Tickets to a game to commentate and provide staff, owner, and player interviews hell even being brought in for a test drive for a car is one thing. having the company GIVE you a model of the car for you to OWN and use at your leisure is ridculous. Taxes don't put up with that shit with home offices expenses requiring STRICT bookkeeping. Hell many jobs don't provide the equipment for personal use or at best offset the cost and its your IMMEDIATE employer who does it not the people you erstwhile are critiquing. This is just too damned in bed on a professional level to not look shitty. GAMES I get. gaming systems to magazines or studios I get. But individualized toys to reviewers? Hell yes that looks shitty. Moreover the whole life's blood of the gaming media being in having the latest and juiciest info by being so depedendent on product from studios and companies has blown up.. like what twice this year alone... and is the basis for some of the if not blacklisting by gaming media certainly the discounting of large elements of the gaming industry for not meeting necessary or expected standards.

The press still comes off more hobbyist and this really clinches it. I am not going to doubt every single review but it colors my value of the reviewer to know they are individually recognized and catered to (literally wasn't their catering) at events like this. This was not swag or promotional garbage material. This was the full product for personal use for free to make you free range marketer and promotion company NOT consumer reports or technical review which will inevitably come from the weirdoes at neogaf you're chiding (if not perform the basis of article writing on).
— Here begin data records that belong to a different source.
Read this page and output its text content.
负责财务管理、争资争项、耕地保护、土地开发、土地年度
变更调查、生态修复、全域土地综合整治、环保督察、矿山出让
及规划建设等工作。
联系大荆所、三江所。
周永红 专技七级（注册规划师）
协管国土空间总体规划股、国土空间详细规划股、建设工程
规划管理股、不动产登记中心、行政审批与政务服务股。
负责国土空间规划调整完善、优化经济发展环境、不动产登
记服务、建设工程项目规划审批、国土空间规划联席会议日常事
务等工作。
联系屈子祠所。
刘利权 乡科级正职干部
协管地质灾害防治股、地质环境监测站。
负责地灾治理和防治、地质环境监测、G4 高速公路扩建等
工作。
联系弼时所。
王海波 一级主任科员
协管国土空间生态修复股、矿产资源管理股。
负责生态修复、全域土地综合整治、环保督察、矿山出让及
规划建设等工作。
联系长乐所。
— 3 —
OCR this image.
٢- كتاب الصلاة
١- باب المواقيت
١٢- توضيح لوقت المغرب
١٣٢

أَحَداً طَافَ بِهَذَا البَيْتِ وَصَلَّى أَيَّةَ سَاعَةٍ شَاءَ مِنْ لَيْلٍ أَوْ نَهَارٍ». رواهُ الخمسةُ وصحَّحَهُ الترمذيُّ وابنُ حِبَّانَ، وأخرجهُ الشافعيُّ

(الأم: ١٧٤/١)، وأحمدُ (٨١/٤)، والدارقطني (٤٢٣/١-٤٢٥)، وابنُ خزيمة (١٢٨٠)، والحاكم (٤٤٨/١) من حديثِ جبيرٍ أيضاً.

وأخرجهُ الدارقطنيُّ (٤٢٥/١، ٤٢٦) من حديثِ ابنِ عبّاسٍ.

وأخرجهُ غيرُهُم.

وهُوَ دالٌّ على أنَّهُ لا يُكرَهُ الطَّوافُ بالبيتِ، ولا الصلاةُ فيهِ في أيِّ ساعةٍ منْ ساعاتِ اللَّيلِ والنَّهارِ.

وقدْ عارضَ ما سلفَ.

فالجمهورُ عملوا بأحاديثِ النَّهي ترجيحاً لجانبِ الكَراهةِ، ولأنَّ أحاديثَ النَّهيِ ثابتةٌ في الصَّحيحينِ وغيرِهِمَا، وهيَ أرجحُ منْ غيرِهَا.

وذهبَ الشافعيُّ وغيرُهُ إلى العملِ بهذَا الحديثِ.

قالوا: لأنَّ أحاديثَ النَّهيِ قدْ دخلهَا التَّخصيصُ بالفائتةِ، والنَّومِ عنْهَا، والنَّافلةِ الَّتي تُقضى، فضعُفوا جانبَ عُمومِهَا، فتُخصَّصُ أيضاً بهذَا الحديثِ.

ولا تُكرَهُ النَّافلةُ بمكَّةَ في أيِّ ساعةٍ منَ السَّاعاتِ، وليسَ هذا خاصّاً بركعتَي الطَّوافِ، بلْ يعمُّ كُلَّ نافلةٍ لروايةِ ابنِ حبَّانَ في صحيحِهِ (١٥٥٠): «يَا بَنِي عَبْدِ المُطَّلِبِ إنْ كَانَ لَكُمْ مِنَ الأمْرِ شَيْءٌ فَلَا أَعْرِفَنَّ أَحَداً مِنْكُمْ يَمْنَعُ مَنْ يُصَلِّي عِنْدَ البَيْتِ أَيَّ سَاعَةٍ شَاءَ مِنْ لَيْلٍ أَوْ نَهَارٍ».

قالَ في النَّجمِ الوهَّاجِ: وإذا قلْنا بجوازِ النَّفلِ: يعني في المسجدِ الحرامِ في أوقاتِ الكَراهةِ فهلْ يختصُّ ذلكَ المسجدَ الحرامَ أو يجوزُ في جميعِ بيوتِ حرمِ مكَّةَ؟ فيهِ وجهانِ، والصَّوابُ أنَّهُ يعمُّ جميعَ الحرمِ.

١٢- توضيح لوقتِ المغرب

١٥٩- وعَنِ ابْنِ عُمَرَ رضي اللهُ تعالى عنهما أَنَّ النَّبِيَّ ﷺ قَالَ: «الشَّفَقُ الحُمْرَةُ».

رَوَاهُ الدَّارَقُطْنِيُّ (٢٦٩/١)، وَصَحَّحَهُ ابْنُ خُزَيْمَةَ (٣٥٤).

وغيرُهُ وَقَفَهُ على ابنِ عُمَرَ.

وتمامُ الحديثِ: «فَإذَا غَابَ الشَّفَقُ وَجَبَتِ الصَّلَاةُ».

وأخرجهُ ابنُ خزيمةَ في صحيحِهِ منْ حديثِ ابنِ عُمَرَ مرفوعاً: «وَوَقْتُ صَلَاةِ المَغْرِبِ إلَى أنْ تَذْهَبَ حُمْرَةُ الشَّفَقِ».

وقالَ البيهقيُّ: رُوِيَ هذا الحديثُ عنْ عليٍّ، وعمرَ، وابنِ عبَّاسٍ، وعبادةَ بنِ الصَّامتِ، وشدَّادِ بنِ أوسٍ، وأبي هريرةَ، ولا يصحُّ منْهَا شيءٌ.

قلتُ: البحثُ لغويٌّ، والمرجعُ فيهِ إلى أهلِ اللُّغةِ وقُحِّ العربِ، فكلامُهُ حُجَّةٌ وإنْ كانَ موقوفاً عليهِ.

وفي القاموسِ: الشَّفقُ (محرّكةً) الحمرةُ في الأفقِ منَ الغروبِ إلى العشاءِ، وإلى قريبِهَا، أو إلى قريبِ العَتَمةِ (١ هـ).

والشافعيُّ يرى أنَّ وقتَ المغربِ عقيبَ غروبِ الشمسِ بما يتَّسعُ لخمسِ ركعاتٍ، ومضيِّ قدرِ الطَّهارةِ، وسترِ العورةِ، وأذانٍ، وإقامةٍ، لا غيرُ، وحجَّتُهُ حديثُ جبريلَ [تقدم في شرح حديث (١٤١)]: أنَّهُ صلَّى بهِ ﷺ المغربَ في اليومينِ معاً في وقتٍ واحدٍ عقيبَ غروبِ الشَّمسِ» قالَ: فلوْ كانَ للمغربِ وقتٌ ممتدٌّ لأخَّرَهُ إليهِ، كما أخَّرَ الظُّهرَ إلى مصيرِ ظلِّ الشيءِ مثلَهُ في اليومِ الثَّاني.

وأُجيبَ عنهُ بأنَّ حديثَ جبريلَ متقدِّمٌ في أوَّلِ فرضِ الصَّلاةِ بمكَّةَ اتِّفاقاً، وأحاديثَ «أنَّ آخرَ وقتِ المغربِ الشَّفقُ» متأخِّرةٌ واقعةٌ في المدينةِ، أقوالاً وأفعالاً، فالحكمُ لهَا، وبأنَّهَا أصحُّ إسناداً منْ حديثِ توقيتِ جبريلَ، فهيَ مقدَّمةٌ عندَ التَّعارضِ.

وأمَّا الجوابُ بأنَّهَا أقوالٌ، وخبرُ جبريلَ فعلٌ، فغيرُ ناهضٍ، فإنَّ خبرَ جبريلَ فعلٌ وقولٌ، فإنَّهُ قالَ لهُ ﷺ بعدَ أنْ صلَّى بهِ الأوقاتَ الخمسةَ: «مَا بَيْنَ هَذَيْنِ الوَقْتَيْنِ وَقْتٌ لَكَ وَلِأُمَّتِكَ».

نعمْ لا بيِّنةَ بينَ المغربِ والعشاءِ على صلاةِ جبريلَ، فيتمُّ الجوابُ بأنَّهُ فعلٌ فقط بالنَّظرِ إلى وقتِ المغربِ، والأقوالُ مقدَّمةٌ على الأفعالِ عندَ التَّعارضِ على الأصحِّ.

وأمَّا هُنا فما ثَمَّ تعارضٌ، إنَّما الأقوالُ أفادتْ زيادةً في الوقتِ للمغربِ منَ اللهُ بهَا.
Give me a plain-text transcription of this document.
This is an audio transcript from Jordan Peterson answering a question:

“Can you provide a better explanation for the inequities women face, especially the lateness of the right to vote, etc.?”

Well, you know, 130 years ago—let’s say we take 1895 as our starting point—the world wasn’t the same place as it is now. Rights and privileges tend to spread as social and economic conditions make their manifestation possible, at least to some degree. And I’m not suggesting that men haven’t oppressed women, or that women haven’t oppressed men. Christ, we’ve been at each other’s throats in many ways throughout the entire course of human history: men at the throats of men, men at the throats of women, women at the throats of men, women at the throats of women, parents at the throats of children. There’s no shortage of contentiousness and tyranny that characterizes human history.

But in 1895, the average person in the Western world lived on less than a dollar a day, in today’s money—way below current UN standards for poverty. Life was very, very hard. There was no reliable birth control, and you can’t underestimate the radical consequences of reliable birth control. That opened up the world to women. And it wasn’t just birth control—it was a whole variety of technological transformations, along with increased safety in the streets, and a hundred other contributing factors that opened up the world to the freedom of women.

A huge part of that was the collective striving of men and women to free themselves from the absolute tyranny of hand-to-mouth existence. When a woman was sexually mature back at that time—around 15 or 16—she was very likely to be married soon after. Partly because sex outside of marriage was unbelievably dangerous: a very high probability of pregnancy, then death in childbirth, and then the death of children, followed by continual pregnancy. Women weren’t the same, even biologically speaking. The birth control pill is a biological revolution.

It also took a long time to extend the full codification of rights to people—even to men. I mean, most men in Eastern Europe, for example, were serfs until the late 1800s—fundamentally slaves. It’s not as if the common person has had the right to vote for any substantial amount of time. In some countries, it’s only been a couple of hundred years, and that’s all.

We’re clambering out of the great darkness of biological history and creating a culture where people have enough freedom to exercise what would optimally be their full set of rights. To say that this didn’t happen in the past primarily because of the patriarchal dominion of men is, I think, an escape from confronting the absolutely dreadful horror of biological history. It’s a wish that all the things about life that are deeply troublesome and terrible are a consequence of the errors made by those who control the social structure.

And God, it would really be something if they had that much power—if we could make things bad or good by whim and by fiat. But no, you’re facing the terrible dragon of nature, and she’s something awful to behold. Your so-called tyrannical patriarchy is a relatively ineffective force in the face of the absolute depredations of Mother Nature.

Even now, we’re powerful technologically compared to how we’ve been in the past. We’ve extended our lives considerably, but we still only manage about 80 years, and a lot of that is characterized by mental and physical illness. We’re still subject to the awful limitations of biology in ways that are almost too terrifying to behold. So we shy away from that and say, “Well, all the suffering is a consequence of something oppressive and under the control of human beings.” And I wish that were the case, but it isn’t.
I assure you if car reviewers were getting a nice shiny automobile or gas card that could add up to them not having to worry about mileage asidein the abstract.. it would be a thing. That said I don't expect my chemotherapist to have cancer. to treat me but you guys.. not that excclusive and don't be acting like the difference between your audience and yourselves isn't a thing. Mass Effect 3, Aliens Colonial Marines, and other products of the hype machine screwing over the customer.


I am the one who eats ants!
Jul 14, 2011
Alandoril said:
Well if they didn't want it to look like that, then they really shouldn't have their names emblazoned all over them. That does make them look like gifts, not as resources for the companies they work for...
Seems more like the opposite to me. The engraving of the names means that if somebody just tries to sell it for a quick buck, then everybody will know who did it. I think it's more there to try and ensure that they use it for their job.